The next four days will see 100 plus sheep shearers from 27 countries flexing their muscles to great effect at this year’s Golden Shears World Shearing Championships, taking place in Gorey, Co Wexford. From tomorrow (Thursday) through to Sunday, literally thousands of hogget lambs will receive a short back and sides. And it will all be over in a heartbeat. Once the senior experts get going, the fleeces will be off – in one piece – within a minute.
Adding to the atmosphere in the Shearing Dome will be the one thousand-strong crowd in attendance for every session.
“The atmosphere at the Golden Shears in Gorey over the next four days will be electric,” event organiser George Graham told Agrialnd.

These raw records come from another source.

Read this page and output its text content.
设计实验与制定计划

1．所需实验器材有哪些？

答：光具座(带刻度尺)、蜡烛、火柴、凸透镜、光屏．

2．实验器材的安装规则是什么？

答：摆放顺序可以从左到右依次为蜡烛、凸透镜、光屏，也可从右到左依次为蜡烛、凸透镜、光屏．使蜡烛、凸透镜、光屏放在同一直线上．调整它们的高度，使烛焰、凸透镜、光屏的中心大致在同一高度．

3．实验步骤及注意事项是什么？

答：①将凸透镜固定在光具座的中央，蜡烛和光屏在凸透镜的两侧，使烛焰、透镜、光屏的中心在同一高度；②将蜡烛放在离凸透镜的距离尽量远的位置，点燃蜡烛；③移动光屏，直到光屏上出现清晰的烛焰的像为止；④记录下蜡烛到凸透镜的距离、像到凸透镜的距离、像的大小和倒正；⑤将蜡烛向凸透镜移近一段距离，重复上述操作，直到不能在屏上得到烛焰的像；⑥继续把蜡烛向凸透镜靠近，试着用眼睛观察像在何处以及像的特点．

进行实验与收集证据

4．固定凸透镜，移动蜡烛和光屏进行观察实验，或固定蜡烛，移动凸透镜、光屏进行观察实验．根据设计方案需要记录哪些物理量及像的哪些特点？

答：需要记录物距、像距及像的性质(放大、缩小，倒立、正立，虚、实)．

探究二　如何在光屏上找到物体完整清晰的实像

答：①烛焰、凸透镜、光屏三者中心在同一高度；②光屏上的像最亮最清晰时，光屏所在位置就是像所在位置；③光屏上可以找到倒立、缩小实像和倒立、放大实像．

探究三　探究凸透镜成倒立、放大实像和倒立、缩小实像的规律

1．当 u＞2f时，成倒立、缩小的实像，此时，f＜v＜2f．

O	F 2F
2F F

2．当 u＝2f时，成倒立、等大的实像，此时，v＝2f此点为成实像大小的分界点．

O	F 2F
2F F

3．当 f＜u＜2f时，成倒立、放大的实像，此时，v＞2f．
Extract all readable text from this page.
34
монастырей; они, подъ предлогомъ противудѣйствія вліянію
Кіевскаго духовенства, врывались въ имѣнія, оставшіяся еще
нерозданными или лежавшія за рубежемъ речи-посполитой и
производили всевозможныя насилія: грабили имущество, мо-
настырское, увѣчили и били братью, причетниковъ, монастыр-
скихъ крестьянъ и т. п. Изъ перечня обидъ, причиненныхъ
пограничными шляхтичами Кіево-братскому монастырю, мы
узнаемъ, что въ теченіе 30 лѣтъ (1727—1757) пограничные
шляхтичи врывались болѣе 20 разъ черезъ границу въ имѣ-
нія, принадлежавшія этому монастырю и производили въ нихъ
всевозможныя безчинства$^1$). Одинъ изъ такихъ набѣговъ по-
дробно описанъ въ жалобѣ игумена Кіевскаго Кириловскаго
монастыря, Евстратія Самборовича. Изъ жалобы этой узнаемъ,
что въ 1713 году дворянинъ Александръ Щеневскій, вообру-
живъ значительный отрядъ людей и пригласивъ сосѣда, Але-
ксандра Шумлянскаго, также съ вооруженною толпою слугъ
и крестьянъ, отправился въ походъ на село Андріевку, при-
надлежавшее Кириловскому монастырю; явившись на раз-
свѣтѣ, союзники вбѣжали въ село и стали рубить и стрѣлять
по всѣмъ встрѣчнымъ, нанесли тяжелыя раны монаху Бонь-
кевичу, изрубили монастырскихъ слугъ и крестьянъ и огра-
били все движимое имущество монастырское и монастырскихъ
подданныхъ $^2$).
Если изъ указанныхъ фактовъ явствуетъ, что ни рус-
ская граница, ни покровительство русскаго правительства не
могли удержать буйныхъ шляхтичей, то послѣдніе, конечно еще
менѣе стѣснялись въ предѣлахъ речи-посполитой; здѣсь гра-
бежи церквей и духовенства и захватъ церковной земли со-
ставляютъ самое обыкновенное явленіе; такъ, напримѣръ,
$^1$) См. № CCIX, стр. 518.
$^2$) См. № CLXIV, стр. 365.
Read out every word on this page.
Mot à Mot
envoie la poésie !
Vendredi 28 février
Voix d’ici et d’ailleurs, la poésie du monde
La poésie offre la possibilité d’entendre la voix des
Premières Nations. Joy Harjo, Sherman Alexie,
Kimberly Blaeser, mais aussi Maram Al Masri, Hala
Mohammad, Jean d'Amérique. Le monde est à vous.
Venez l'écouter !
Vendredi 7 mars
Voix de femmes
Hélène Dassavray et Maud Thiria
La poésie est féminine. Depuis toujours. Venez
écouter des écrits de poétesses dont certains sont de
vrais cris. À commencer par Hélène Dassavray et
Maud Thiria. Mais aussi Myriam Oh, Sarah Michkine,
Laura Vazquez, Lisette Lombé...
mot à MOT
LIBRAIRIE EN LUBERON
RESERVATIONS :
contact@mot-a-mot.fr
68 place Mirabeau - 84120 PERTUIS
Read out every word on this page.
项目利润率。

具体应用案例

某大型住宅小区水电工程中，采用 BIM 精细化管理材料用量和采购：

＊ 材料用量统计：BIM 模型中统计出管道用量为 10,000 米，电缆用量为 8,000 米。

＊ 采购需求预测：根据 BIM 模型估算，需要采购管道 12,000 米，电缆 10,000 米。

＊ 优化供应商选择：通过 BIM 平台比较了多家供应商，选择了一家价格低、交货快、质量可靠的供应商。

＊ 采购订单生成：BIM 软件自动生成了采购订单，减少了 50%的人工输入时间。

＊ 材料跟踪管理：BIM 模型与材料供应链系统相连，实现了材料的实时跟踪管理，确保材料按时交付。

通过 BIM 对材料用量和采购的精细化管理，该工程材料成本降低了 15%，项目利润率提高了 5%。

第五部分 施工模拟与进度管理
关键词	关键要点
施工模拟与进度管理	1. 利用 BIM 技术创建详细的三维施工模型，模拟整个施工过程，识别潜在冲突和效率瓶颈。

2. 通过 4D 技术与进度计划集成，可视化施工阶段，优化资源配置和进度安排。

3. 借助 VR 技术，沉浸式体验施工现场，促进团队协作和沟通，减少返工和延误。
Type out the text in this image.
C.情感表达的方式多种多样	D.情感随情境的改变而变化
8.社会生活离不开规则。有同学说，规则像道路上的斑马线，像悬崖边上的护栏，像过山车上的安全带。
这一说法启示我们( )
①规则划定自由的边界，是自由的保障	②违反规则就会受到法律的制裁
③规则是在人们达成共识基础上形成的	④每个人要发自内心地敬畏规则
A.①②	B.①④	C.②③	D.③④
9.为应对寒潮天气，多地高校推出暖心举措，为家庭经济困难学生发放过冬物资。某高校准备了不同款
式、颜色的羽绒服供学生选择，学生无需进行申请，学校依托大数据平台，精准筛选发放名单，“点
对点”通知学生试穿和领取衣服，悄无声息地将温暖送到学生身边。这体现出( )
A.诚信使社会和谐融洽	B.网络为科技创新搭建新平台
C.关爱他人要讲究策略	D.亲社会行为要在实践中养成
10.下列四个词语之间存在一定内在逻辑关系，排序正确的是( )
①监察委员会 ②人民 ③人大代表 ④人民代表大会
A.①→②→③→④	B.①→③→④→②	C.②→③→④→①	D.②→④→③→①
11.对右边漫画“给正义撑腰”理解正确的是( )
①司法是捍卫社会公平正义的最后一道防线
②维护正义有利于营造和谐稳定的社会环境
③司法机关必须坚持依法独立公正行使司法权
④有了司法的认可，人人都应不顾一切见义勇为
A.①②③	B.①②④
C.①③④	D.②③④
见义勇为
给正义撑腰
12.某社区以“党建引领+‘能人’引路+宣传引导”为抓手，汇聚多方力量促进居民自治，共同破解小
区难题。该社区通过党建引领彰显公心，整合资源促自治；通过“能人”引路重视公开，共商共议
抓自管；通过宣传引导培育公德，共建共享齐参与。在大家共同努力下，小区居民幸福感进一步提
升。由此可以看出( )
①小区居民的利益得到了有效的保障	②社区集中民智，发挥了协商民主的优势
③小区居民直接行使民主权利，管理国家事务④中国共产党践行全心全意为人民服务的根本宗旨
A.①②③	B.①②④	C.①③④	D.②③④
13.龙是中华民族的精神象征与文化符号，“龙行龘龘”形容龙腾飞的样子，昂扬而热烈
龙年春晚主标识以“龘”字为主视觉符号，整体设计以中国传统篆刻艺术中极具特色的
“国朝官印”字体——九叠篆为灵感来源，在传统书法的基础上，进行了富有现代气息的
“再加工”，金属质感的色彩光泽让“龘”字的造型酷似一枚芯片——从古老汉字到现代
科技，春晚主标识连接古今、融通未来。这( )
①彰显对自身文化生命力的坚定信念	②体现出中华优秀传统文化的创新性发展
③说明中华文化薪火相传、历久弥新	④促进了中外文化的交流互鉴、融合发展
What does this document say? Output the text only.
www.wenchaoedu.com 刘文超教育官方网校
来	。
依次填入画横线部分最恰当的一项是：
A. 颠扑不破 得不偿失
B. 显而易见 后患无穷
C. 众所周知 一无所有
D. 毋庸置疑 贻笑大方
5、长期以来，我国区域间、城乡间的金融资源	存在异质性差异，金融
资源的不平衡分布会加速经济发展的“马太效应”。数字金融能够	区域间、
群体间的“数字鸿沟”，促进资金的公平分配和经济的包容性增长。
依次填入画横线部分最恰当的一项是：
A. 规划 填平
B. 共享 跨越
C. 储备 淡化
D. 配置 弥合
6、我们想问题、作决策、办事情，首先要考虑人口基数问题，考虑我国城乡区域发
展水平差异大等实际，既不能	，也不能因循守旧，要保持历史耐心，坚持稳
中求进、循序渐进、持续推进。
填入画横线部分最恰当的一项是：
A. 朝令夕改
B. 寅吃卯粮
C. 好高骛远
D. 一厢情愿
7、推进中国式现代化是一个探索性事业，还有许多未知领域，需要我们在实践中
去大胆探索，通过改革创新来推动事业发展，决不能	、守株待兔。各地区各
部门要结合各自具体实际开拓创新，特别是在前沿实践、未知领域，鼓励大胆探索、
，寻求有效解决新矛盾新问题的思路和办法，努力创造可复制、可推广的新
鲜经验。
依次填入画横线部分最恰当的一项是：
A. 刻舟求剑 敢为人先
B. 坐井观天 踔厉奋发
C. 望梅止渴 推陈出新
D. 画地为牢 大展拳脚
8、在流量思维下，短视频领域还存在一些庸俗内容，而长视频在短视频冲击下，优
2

“What we have lined up is much more than a sheep shearing competition: it is a celebration of everything that is so positive about the Irish sheep industry and our rural way of life.
“Adding to the atmosphere will be competitors attending from New Zealand, Australia, Norway, France and of course all of the home countries.
“It has been a great honour to have so many of the world’s top shearers in Ireland. Shearing is a truly skilful sport. And it’s not all about speed. The quality of the fleece removed from the lamb is also taken into consideration by the judges.”
There was a time when New Zealand and Australia dominated the world of competitive sheep shearing: but no more! The current world record holder is Ivan Scott, who hails from Letterkenny in Co Donegal. And he has been demonstrating his undoubted talent to tremendous crowds at venues arounbd the world.
Ivan is the first shearer from the Northern Hemisphere to reach the pinnacle of the sport and he fully intends to maintain his number one rating for many years to come. In setting the new world record back in January 2011, he successfully sheared 744 lambs in 8 hours.
“I can shear a lamb in about 50 seconds,” he told Agriland.
“We were raised with sheep at home and I was always fascinated by the skill of the men who would shear own flock during the summer months. And the fact that we had 300 hundred ewes meant that there was always plenty of sheep to practise on.”